March 27th, 2010

eyes black and white

Graceful Upgrade of Internet Services

The Difficulty

At the edge of your information system or of a component thereof, listening on a public port of a public ip address, are the externally visible servers, usually some kind of load balancer and/or request router.

When upgrading such edge servers, a special difficulty is to not lose connections from existing clients while switching to the new server.

Here is a way to gracefully switch from one edge server to its replacement without dropping any connection.

I'm curious if you know or recommend other (simpler?) ways.

Graceful Atomic Switching of a Single Port

Using a recent Linux kernel with netfilter (aka iptables) and its connection tracking, we can gracefully switch connections from a server to its replacement with minimal changes (if any) to the server code.

The very same algorithm is hopefully also possible by properly configuring hardware routers that people use for high-availability. Or is it?

The principle is as follows:

  • Initially, externally-visible port P1 is redirected to internally-visible port P2 by a simple rule in iptables (optionally, P1=P2 and no rule is needed).

  • Without stopping the server on P2, we start the new server on internally-visible port P3.

  • When wait for the new server to be ready to listen (it either tells us, or we poll it).

  • We add iptables rules so that packets to P1 that are part of ESTABLISHED connections should remain redirected to P2, but other packets should be redirected to P3 instead:

    iptables -t nat -A PREROUTING -p tcp -d ${SERVERIP} --dport ${P1} -m state --state ESTABLISHED,RELATED -j DNAT --to ${SERVERIP}:${P2}
    iptables -t nat -A PREROUTING -p tcp -d ${SERVERIP} --dport ${P1} -j DNAT --to ${SERVERIP}:${P3}
    
  • We then wait for all current connections to the server on P2 to be processed or timed out.

  • When we're satisfied that no connection to the old server remain, we redirect all traffic from P1 to P3 (if P1=P3, no rule is needed, just remove the old ones).

  • We can also safely kill the server on P2 if it didn't exit as part of telling us it's done.

What changes are required to the server code if any? Just a command telling it to stop accepting new requests and send a message when all the current requests are done being processed. Then we can wait for it to be done before to completely switch over to the new port, without the problems associated with the timeout being either too long (hence larger delay in operation and longer disruption in performance) or too short (hence connections being dropped and requests failing). Alternatively, the server can be polled using an existing monitoring interface, and stopped when it has no more pending requests.

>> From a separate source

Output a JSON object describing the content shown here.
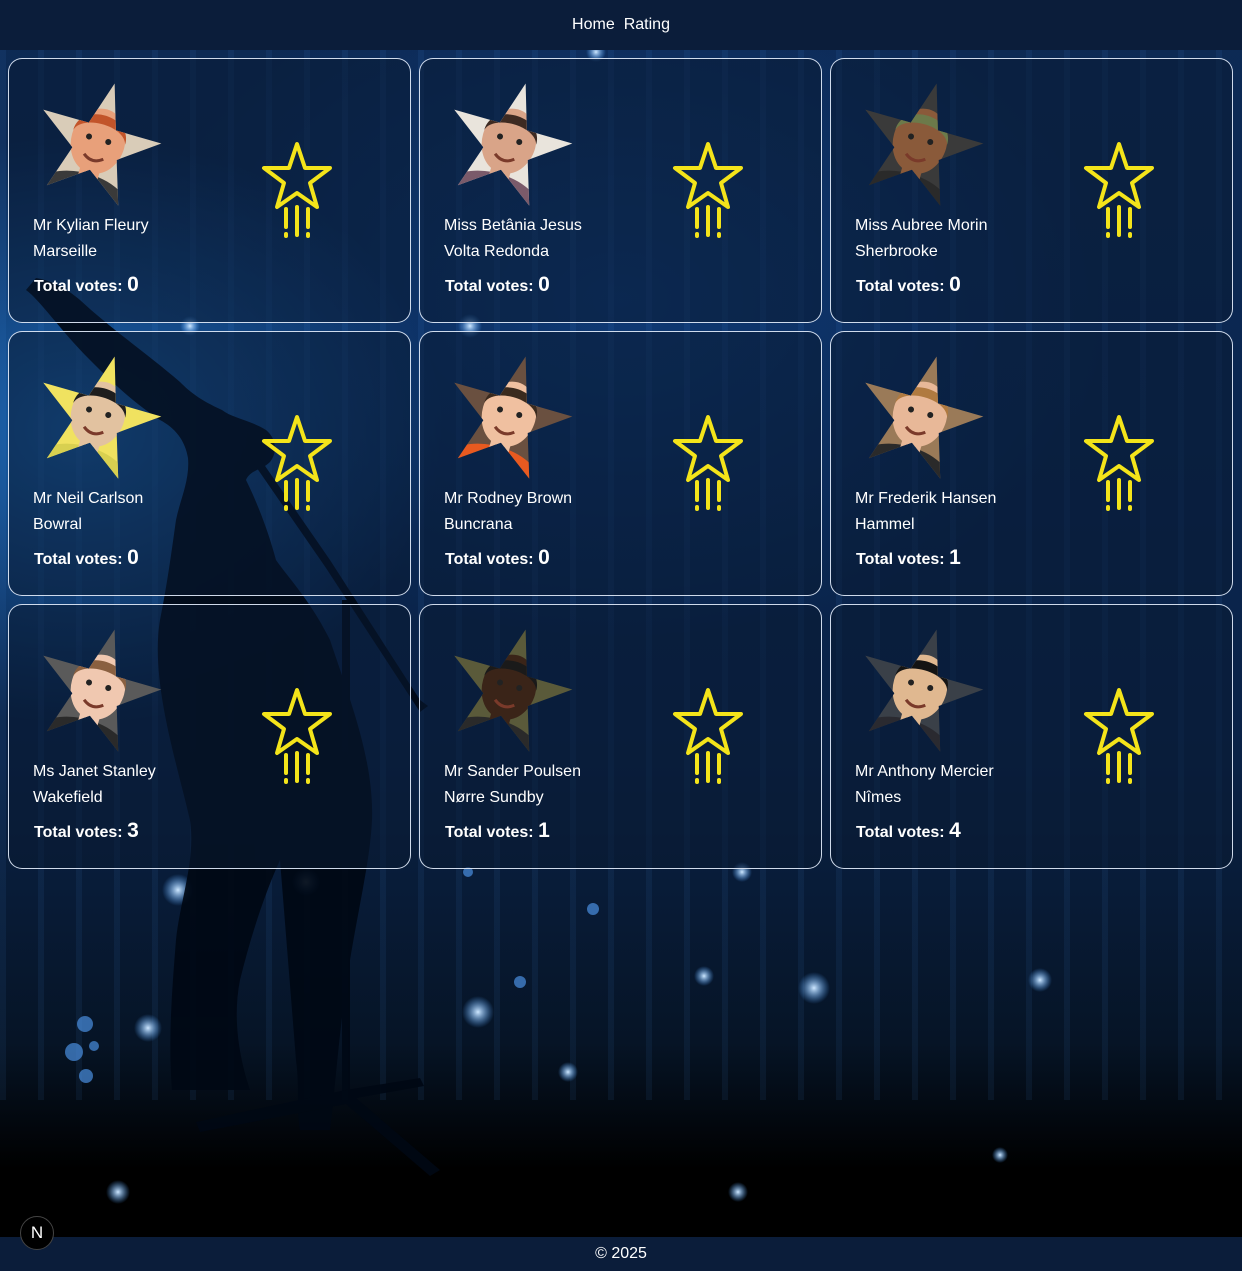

Graceful Atomic Switching of Multiple Ports

Sometimes, we want to coherently switch service on multiple public ports of possibly multiple machines from one set of servers to a new set of servers.

First we switch from normal port service to service through a multiplexing proxy port that will manage the distributed atomic switch (see below). When the distributed atomic switch is done, we can do a second local atomic switch from the proxy directly to the new port.

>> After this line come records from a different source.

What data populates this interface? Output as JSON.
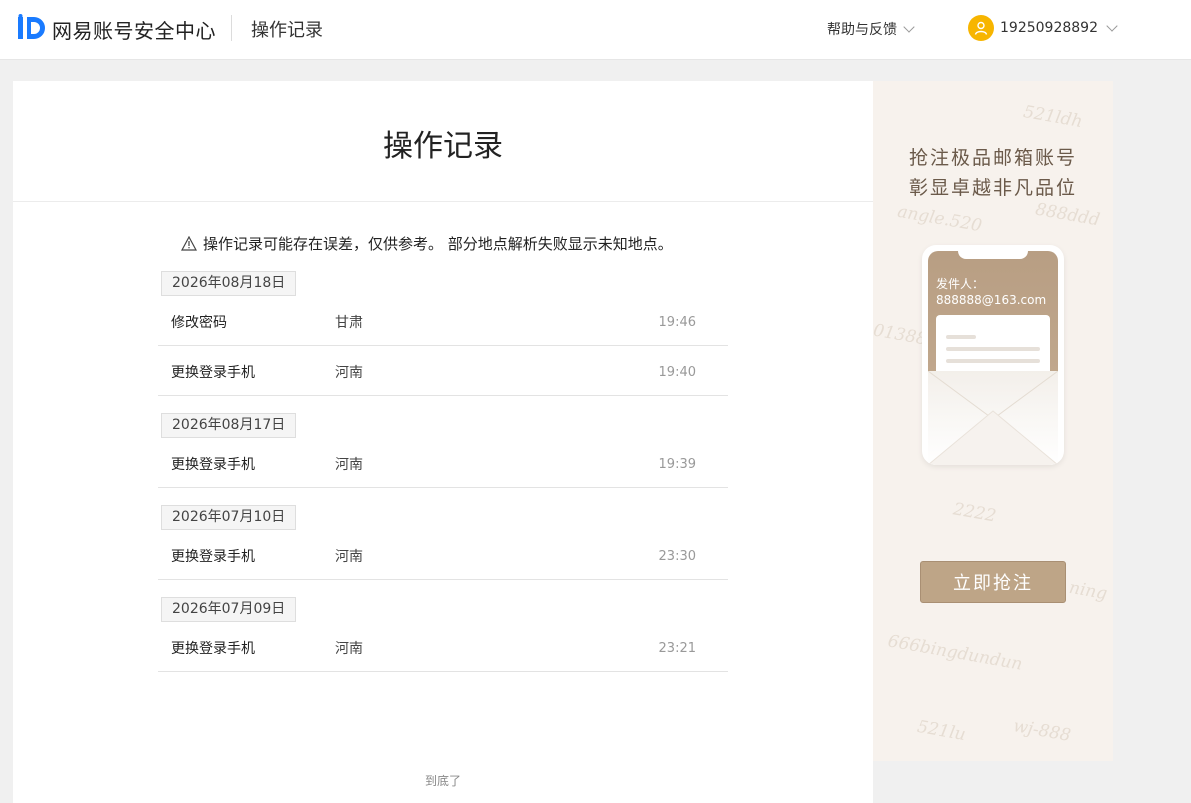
{
  "header": {
    "brand": "网易账号安全中心",
    "page_tab": "操作记录",
    "help_label": "帮助与反馈",
    "user_phone": "19250928892"
  },
  "main": {
    "title": "操作记录",
    "notice": "操作记录可能存在误差，仅供参考。 部分地点解析失败显示未知地点。",
    "groups": [
      {
        "date": "2026年08月18日",
        "rows": [
          {
            "operation": "修改密码",
            "location": "甘肃",
            "time": "19:46"
          },
          {
            "operation": "更换登录手机",
            "location": "河南",
            "time": "19:40"
          }
        ]
      },
      {
        "date": "2026年08月17日",
        "rows": [
          {
            "operation": "更换登录手机",
            "location": "河南",
            "time": "19:39"
          }
        ]
      },
      {
        "date": "2026年07月10日",
        "rows": [
          {
            "operation": "更换登录手机",
            "location": "河南",
            "time": "23:30"
          }
        ]
      },
      {
        "date": "2026年07月09日",
        "rows": [
          {
            "operation": "更换登录手机",
            "location": "河南",
            "time": "23:21"
          }
        ]
      }
    ],
    "end_text": "到底了"
  },
  "ad": {
    "line1": "抢注极品邮箱账号",
    "line2": "彰显卓越非凡品位",
    "sender_label": "发件人：",
    "sender_address": "888888@163.com",
    "button_label": "立即抢注",
    "watermarks": [
      "521ldh",
      "angle.520",
      "888ddd",
      "01388",
      "2222",
      "666bingdundun",
      "521lu",
      "wj-888",
      "ning"
    ]
  },
  "colors": {
    "accent_gold": "#bea587",
    "avatar": "#f7b500",
    "logo_blue": "#1a7bff"
  },
  "icons": {
    "warning": "warning-icon",
    "chevron": "chevron-down-icon",
    "avatar": "user-icon"
  }
}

The distributed atomic switch proxy, as in Disnix, will listen to the port, but either withhold accepting or accept and keepalive without actually handling queries. Then it will use its variant of two-phase-commit or paxos protocol to either agree to switch or fallback to the previous configuration. Connections will then be accepted, and depending on whether the commit was successful or rolled back, redirected (respectively forwarded) to the new port or the old port respectively.

This method has some latency due to the use of a distributed transaction. This can cause a one-time spike in bad quality of service by hundreds of milliseconds if an atomic switch is required across multiple data-centers. But packets need not be lost on the way.

Graceful Atomic Switching Without Packet Filtering

IF for whatever reason the packet filter in the Linux kernel is not available (lacking permissions, or not using Linux or something equivalent), then we can still do graceful atomic switching of ports, but it requires proper support to be added to the servers.

After the new server is ready, we send a request to the old server, whereby the old server will stop accepting connections on the externally-visible port (but continue processing any previously started connection). Instead it will pass the fd for the TCP socket of that port to the new server using a CMSG over a AF_UNIX socket.

This might or might not be messy to add to existing server code. At worst, we may have to do surgical replacement of the fd of the server's connection after it has already been open on a different port.